3.  Safety first:  One perception you may have about CrossFit is that it’s intense, or TOO intense.  This may be true at some gyms, but it’s not true at KCI CrossFit.  The coaches are first and foremost focused on your technique, form, and movement.  They want you to be able to achieve maximum results without injury.  They don’t add weight until you’re ready.  I never knew that a PVC pipe workout could be so effective!

4.  Show up ready to give 100% and focus:  When I worked out on my own, I could listen to my music or podcasts and generally jack around between sets.  I would check email and Facebook for minutes at a time.  I would even take phone calls on occasion while doing sets!  There was very little focus.  In a CrossFit workout, you have to get focused.  Not only do you need to be focused, I found that you WANT to be focused so you can give it everything you have.  With other people giving it their all, there is no way I’m going to leave anything behind!

5.  Don’t compare yourself to others:  Every person has a different reason for being at CrossFit, including you.  There is absolutely no reason to compare yourself to anyone but yourself.  You are there to get better, and you get better by following the programming and advice of your coach.  Others are there to motivate and inspire you.  It is a completely judgment free environment.  Give your best, focus on becoming better yourself, and never ever compare yourself to somebody else.
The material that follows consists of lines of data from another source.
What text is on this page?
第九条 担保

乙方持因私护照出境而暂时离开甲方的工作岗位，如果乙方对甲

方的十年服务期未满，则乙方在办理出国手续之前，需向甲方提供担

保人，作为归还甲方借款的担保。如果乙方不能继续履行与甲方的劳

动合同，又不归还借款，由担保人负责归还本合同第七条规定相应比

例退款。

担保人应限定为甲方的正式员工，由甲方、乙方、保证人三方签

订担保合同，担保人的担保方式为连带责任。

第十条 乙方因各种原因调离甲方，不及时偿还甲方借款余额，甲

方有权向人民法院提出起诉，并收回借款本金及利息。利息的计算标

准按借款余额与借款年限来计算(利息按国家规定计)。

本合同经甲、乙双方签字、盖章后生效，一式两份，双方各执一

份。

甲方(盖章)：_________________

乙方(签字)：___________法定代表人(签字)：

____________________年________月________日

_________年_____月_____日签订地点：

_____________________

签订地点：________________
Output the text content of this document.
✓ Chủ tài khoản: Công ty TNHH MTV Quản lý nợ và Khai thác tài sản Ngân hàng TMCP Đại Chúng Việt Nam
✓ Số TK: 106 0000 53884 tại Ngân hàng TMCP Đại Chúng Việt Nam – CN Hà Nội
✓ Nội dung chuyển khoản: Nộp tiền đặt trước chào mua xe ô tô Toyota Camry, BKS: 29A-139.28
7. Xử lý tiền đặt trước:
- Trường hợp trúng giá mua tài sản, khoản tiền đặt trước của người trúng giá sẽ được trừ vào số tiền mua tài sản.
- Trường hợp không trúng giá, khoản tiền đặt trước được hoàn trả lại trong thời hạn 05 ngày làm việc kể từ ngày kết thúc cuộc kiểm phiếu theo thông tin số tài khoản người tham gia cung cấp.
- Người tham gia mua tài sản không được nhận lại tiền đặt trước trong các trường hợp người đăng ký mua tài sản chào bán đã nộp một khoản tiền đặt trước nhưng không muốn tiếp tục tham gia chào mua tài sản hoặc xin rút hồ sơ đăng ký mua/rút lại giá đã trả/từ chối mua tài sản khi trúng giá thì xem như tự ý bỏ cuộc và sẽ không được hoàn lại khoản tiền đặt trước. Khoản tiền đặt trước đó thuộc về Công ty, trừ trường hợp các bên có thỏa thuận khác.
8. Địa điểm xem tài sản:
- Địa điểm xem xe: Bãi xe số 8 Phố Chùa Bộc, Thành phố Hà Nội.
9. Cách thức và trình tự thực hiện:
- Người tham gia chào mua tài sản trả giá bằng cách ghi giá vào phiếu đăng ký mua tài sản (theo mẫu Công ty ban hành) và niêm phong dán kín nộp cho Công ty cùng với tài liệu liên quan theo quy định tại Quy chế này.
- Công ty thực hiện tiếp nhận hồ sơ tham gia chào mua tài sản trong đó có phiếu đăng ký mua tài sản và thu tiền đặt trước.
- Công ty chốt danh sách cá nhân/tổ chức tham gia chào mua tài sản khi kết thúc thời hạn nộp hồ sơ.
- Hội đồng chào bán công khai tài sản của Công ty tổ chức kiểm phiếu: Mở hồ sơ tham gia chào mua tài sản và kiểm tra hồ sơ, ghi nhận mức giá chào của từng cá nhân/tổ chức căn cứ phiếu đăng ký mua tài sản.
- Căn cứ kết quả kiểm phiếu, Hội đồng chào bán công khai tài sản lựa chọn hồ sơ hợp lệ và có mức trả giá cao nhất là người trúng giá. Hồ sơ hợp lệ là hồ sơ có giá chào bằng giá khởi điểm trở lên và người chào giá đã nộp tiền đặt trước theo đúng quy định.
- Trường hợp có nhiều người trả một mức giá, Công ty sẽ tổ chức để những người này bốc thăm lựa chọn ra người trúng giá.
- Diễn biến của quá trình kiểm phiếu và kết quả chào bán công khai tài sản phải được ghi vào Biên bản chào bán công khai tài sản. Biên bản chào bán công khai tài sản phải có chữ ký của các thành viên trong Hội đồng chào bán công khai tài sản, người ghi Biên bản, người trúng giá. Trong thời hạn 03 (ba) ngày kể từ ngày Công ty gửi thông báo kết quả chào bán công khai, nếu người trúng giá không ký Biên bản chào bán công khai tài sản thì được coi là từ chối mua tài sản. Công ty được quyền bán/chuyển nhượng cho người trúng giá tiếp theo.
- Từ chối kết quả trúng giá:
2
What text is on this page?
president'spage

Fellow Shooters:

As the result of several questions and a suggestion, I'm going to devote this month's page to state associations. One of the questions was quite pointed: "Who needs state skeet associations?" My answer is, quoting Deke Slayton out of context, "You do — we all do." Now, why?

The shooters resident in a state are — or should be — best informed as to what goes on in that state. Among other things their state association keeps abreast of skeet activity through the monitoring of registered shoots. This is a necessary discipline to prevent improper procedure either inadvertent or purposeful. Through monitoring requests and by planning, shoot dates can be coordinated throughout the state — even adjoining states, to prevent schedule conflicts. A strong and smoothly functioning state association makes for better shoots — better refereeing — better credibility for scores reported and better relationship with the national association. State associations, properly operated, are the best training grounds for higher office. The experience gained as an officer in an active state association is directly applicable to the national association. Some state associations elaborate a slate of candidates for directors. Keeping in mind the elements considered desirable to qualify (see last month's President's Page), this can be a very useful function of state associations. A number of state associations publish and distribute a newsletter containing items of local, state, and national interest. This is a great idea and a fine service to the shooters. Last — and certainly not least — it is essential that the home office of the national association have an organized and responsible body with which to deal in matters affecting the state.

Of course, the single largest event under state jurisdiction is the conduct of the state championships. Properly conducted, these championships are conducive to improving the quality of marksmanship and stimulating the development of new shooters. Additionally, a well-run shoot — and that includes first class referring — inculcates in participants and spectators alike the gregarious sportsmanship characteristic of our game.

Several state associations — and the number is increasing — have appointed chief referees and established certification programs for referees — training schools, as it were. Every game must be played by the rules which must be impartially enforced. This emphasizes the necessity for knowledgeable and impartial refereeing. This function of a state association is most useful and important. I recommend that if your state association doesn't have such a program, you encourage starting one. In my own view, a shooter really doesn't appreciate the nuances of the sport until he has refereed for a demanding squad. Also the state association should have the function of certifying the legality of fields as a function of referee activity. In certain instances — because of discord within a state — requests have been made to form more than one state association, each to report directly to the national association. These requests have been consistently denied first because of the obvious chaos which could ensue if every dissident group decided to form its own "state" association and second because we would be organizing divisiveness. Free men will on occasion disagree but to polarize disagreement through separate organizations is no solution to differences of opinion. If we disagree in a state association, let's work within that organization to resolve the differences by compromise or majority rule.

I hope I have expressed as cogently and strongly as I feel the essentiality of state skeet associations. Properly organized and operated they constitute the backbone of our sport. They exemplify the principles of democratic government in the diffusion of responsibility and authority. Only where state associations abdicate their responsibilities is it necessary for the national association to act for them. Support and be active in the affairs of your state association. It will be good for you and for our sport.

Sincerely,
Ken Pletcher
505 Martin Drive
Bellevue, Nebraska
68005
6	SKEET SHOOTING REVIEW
6.  Follow your coaches advice:  I’m not exactly one to follow the rules, unless my CrossFit coach tells me to do something.  If they tell me to do it, I do it without question.  I trust that they know what’s best for me and that they are there to make sure that I grow stronger and faster without injuring myself.  They have taken me through technique drills that increased my range and mobility.  They watch my form and correct me when I’m doing something wrong.  I am confident that I am doing the right things when they are guiding me through the process.  No YouTube video can do that for you.

7.  Eat right:  I don’t follow the Paleo diet…at least not yet…but I have been more conscious about what I’m eating.  If I eat junk, I feel terrible when I work out.  If I eat well, I have a ton more energy that I can put into my workouts.  It also affects my overall energy throughout the day and my mood.  Seeing results from small improvements in my diet makes me want to continue making additional small changes which will create additional positive results.

8.  Your discipline will increase:  By regularly going to classes and working out on my own, my discipline in other areas of my life have increased.  My focus has generally increased, and I know that I am capable of more.  When I don’t want to do something, I have more strength and energy to push through.

9.    If you work hard, you will get results, and you will want more:  After just a few weeks of working hard, I started noticing that I had a little less belly, my mobility was improved, and my overall happiness improved.  There’s something about working hard that releases endorphins that make you feel happy.

10.  The community really cares:  Without knowing many people at KCI when I started, I was amazed at how these complete strangers accepted me and supported me.  I found people cheering me on to finish a rep even when they were out of breath (and
knowing they were about to start again).  The community pushes you to move past what you think you are capable of and supports you in the process.  You also grow closer to the group as you complete these workouts with them.  There is an overwhelming sense of accomplishment that comes after every day you are there.

Finally, I am a little stronger, and a lot more fit than when I started.  I am much less winded when doing workouts.  More importantly, I learned that I can push myself farther in every aspect of my life if I put in focused energy into a task.

If you have wanted to try CrossFit, I highly recommend you try KCI CrossFit.  If you are looking to push yourself a lithe farther, I highly recommend KCI.  

I hope to see you here, and I hope to hear about everything you learned and accomplished in your first six weeks!